Mid-season lamb producers top of the flocks
Positive trends in outlook set to continue for mid-season lowland lamb producers in 2019, writes Anne Kinsella
Historically, there has been a wide range in farm profitability. That range continues to persist, and sheep farms are no exception. In this article, the focus will be on mid-season lowland lamb enterprises, the most predominant lowland sheep system.
In this analysis, farms are assigned to three equally sized groups, termed least profitable ('Bottom'), average ('Middle') and most profitable ('Top'). The average levels of output, direct costs, gross and net margin per hectare and indicators of technical performance across these three groups can then be compared.
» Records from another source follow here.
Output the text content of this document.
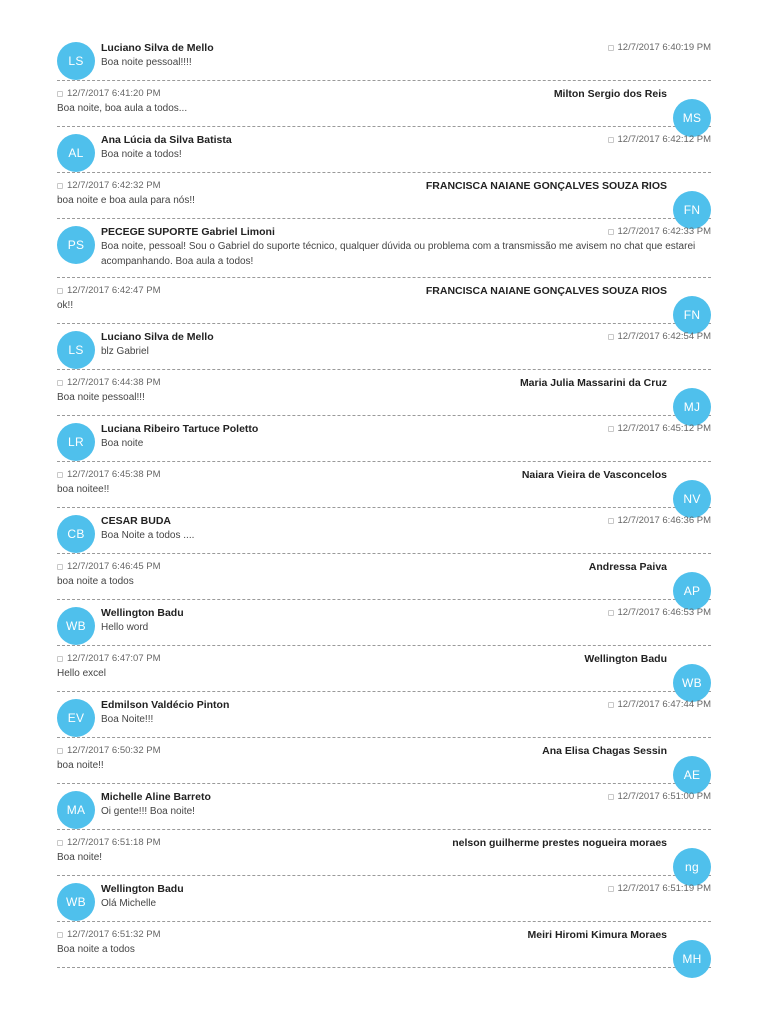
LS
Luciano Silva de Mello	12/7/2017 6:40:19 PM
Boa noite pessoal!!!!
MS
12/7/2017 6:41:20 PM	Milton Sergio dos Reis
Boa noite, boa aula a todos...
AL
Ana Lúcia da Silva Batista	12/7/2017 6:42:12 PM
Boa noite a todos!
FN
12/7/2017 6:42:32 PM	FRANCISCA NAIANE GONÇALVES SOUZA RIOS
boa noite e boa aula para nós!!
PS
PECEGE SUPORTE Gabriel Limoni	12/7/2017 6:42:33 PM
Boa noite, pessoal! Sou o Gabriel do suporte técnico, qualquer dúvida ou problema com a transmissão me avisem no chat que estarei acompanhando. Boa aula a todos!
FN
12/7/2017 6:42:47 PM	FRANCISCA NAIANE GONÇALVES SOUZA RIOS
ok!!
LS
Luciano Silva de Mello	12/7/2017 6:42:54 PM
blz Gabriel
MJ
12/7/2017 6:44:38 PM	Maria Julia Massarini da Cruz
Boa noite pessoal!!!
LR
Luciana Ribeiro Tartuce Poletto	12/7/2017 6:45:12 PM
Boa noite
NV
12/7/2017 6:45:38 PM	Naiara Vieira de Vasconcelos
boa noitee!!
CB
CESAR BUDA	12/7/2017 6:46:36 PM
Boa Noite a todos ....
AP
12/7/2017 6:46:45 PM	Andressa Paiva
boa noite a todos
WB
Wellington Badu	12/7/2017 6:46:53 PM
Hello word
WB
12/7/2017 6:47:07 PM	Wellington Badu
Hello excel
EV
Edmilson Valdécio Pinton	12/7/2017 6:47:44 PM
Boa Noite!!!
AE
12/7/2017 6:50:32 PM	Ana Elisa Chagas Sessin
boa noite!!
MA
Michelle Aline Barreto	12/7/2017 6:51:00 PM
Oi gente!!! Boa noite!
ng
12/7/2017 6:51:18 PM	nelson guilherme prestes nogueira moraes
Boa noite!
WB
Wellington Badu	12/7/2017 6:51:19 PM
Olá Michelle
MH
12/7/2017 6:51:32 PM	Meiri Hiromi Kimura Moraes
Boa noite a todos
In 2018, mid-season lowland lamb producers did not lose as much as other grassland systems. While marketed output value was higher (as a result of higher lamb prices and the receipt of payments from the Sheep Welfare Scheme), input expenditure was up strongly, particularly feed input expenditure which was up over one third.
Despite the large increase in input expenditure which eroded the higher output value, mid -season lamb farms managed to maintain their margins just short of margins earned in the previous year. Indeed the majority of mid-season lamb farms remain categorised in the positive net margin category. Based on analysis as presented at the Outlook conference last month, a more positive margin outlook for 2019 is forecast. Gross margins earned by the average mid-season lamb enterprise in 2019 will increase relative to those estimated for 2018, due largely to significantly lower costs of production as concentrate feed usage returns to normal levels.
Welfare scheme payment
In 2019, margins earned on the mid-season lowland enterprises will continue to be boosted by the receipt of the coupled Sheep Welfare Scheme payment.
While, on average, the gross margin for the mid-season lamb enterprise is forecast to be circa €765/ha in 2019, a 10pc increase on 2018, there exists great variability between the three ranked groups. Gross margin for the Top group is forecast at just over €1,200/ha compared to gross margin for the Bottom group, forecast circa €300/hectare. Top producers earn, on average, four times more per hectare than their counterparts in the Bottom group.
The large variation in gross margin earned per hectare is also reflected in variation in net margins earned.